The Institute of Medicine has released a report recommending that the Food and Drug Administration and the US Department of Agriculture consider “a fundamental shift in strategy” when it comes to nutrition labeling.” While the recommendation for a “front-of-package” (FOP) labeling system is not new, the IOM authors don’t just want the usual nutrition facts to be moved from the back of the package to the front; rather, new labels should specifically encourage shoppers to choose healthier products.
The authors cite EPA’s Energy Star program as a successful government labeling system, because it quickly identifies the most energy-efficient products and consumer awareness of the label’s meaning is high. While leaving the details (and the testing and implementation) up to FDA and USDA, the IOM committee recommends a system with the following characteristics:
- One simple, standard symbol translating information from the Nutrition Facts panel (NFP) on each product into a quickly and easily grasped health meaning,making healthier options unmistakable;
Calories in common household measure serving sizes (shelf tags to be used on bulk items such as fruits and vegetables as well as packaged goods), and
Zero to three nutritional “points” (for saturated and trans fats, sodium, and added sugars);
- Appearing on all grocery products, allowing consumers to compare food choices across and within categories (determination for universal implementation of the symbol system must be preceded by consumer testing and conducted in conjunction with an education and promotion program);
- Appearing in a consistent location across products;
- Practical to implement by being consistent with nutrition labeling regulations;
- Integrated with the NFP so that the FOP symbol system and the NFP are mutually reinforcing;
- Providing a non-proprietary, transparent translation of nutrition information into health meaning; and
- Made prominent and useful to consumers through an ongoing and frequently refreshed program of promotion integrating the efforts of all concerned parties.
A news release accompanying the report gives some examples of how this might work:
The report envisions a rating system in which foods and beverages earn points if their amounts of nutrients of concern — saturated and trans fats, sodium, and added sugars — are at or below levels considered acceptable based on qualifying criteria. The more points a food or beverage has, the healthier it is. A product could earn up to three points, one each for having sodium and added sugars that do not exceed threshold amounts and one for having saturated and trans fats below designated levels. For example, 100 percent whole wheat bread could qualify for all three points while graham crackers could earn two points for having levels of sodium and saturated and trans fats below the thresholds. Points would be graphically displayed on packaging as check marks, stars, or some other icon to be determined by the U.S. Food and Drug Administration.
Foods and beverages should pass a separate set of criteria to determine if they are eligible to earn points at all, the report adds. If a product exceeds the eligibility criteria for any one of the nutrients of concern, it would not be able to display any points. For example, a sugar-sweetened soda could not earn points for having low sodium and no saturated or trans fats because its added sugar content is too high.
Whether a food or beverage qualifies for points or not, it should prominently display the amount of calories per serving with servings described in familiar measurements, such as per slice or per cup. The front-of-package icons should also direct shoppers to the Nutrition Facts Panel on the reverse to get additional information about the healthfulness of products.

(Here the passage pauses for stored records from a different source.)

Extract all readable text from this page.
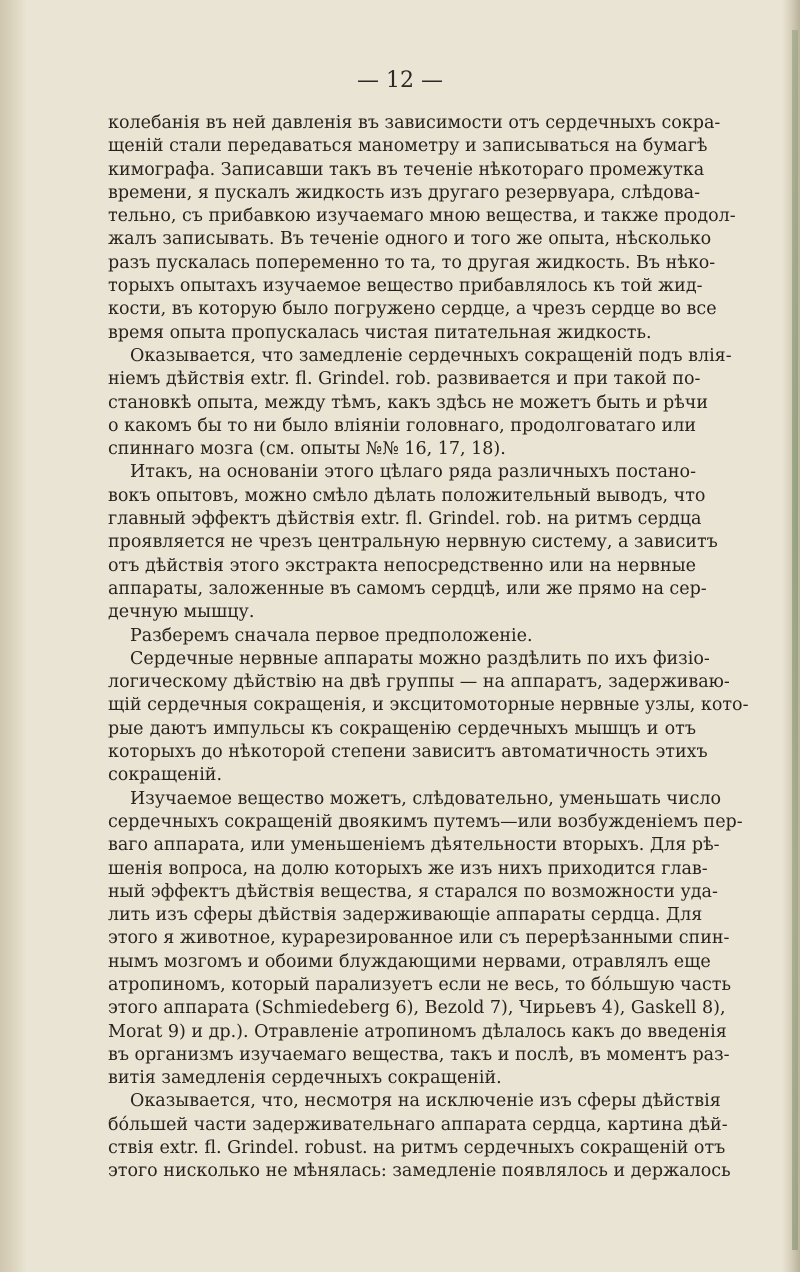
— 12 —
колебанія въ ней давленія въ зависимости отъ сердечныхъ сокра-
щеній стали передаваться манометру и записываться на бумагѣ
кимографа. Записавши такъ въ теченіе нѣкотораго промежутка
времени, я пускалъ жидкость изъ другаго резервуара, слѣдова-
тельно, съ прибавкою изучаемаго мною вещества, и также продол-
жалъ записывать. Въ теченіе одного и того же опыта, нѣсколько
разъ пускалась попеременно то та, то другая жидкость. Въ нѣко-
торыхъ опытахъ изучаемое вещество прибавлялось къ той жид-
кости, въ которую было погружено сердце, а чрезъ сердце во все
время опыта пропускалась чистая питательная жидкость.
Оказывается, что замедленіе сердечныхъ сокращеній подъ влія-
ніемъ дѣйствія extr. fl. Grindel. rob. развивается и при такой по-
становкѣ опыта, между тѣмъ, какъ здѣсь не можетъ быть и рѣчи
о какомъ бы то ни было вліяніи головнаго, продолговатаго или
спиннаго мозга (см. опыты №№ 16, 17, 18).
Итакъ, на основаніи этого цѣлаго ряда различныхъ постано-
вокъ опытовъ, можно смѣло дѣлать положительный выводъ, что
главный эффектъ дѣйствія extr. fl. Grindel. rob. на ритмъ сердца
проявляется не чрезъ центральную нервную систему, а зависитъ
отъ дѣйствія этого экстракта непосредственно или на нервные
аппараты, заложенные въ самомъ сердцѣ, или же прямо на сер-
дечную мышцу.
Разберемъ сначала первое предположеніе.
Сердечные нервные аппараты можно раздѣлить по ихъ физіо-
логическому дѣйствію на двѣ группы — на аппаратъ, задерживаю-
щій сердечныя сокращенія, и эксцитомоторные нервные узлы, кото-
рые даютъ импульсы къ сокращенію сердечныхъ мышцъ и отъ
которыхъ до нѣкоторой степени зависитъ автоматичность этихъ
сокращеній.
Изучаемое вещество можетъ, слѣдовательно, уменьшать число
сердечныхъ сокращеній двоякимъ путемъ—или возбужденіемъ пер-
ваго аппарата, или уменьшеніемъ дѣятельности вторыхъ. Для рѣ-
шенія вопроса, на долю которыхъ же изъ нихъ приходится глав-
ный эффектъ дѣйствія вещества, я старался по возможности уда-
лить изъ сферы дѣйствія задерживающіе аппараты сердца. Для
этого я животное, курарезированное или съ перерѣзанными спин-
нымъ мозгомъ и обоими блуждающими нервами, отравлялъ еще
атропиномъ, который парализуетъ если не весь, то бо́льшую часть
этого аппарата (Schmiedeberg 6), Bezold 7), Чирьевъ 4), Gaskell 8),
Morat 9) и др.). Отравленіе атропиномъ дѣлалось какъ до введенія
въ организмъ изучаемаго вещества, такъ и послѣ, въ моментъ раз-
витія замедленія сердечныхъ сокращеній.
Оказывается, что, несмотря на исключеніе изъ сферы дѣйствія
бо́льшей части задерживательнаго аппарата сердца, картина дѣй-
ствія extr. fl. Grindel. robust. на ритмъ сердечныхъ сокращеній отъ
этого нисколько не мѣнялась: замедленіе появлялось и держалось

While I appreciate and make use of the Nutrition Facts already required on packaged foods and beverages, I recognize that their presence doesn’t always translate into healthy purchasing decisions. I’ve had a few realizations over the years that what I thought was a low-calorie meal was only low-calorie if I left half of it in the container. I often have to remind myself that foods trumpeting their low fat content may still be loaded with added sugar, and that I need to look carefully at the per-serving sodium content of a soup that’s surprisingly tasty. A system like the one the IOM committee recommends would eliminate the need for me to know and remind myself about these things.
And then there’s the issue of price. Shoppers who work hard to keep their grocery bills low are probably paying more attention to cost comparisons that calorie counts. A simpler label that helps shoppers easily spot the healthiest products could make it easier to identify items that are both affordable and nutritious. And the existence of such a label could encourage food manufacturers to cut the amounts of sodium, fat, and added sugar they’re using.
These recommendations are only the first step in what will be a long (and, I’m sure, contentious) process to improve nutritional labeling. If the end result is healthier food consumption, it’ll be worth the effort.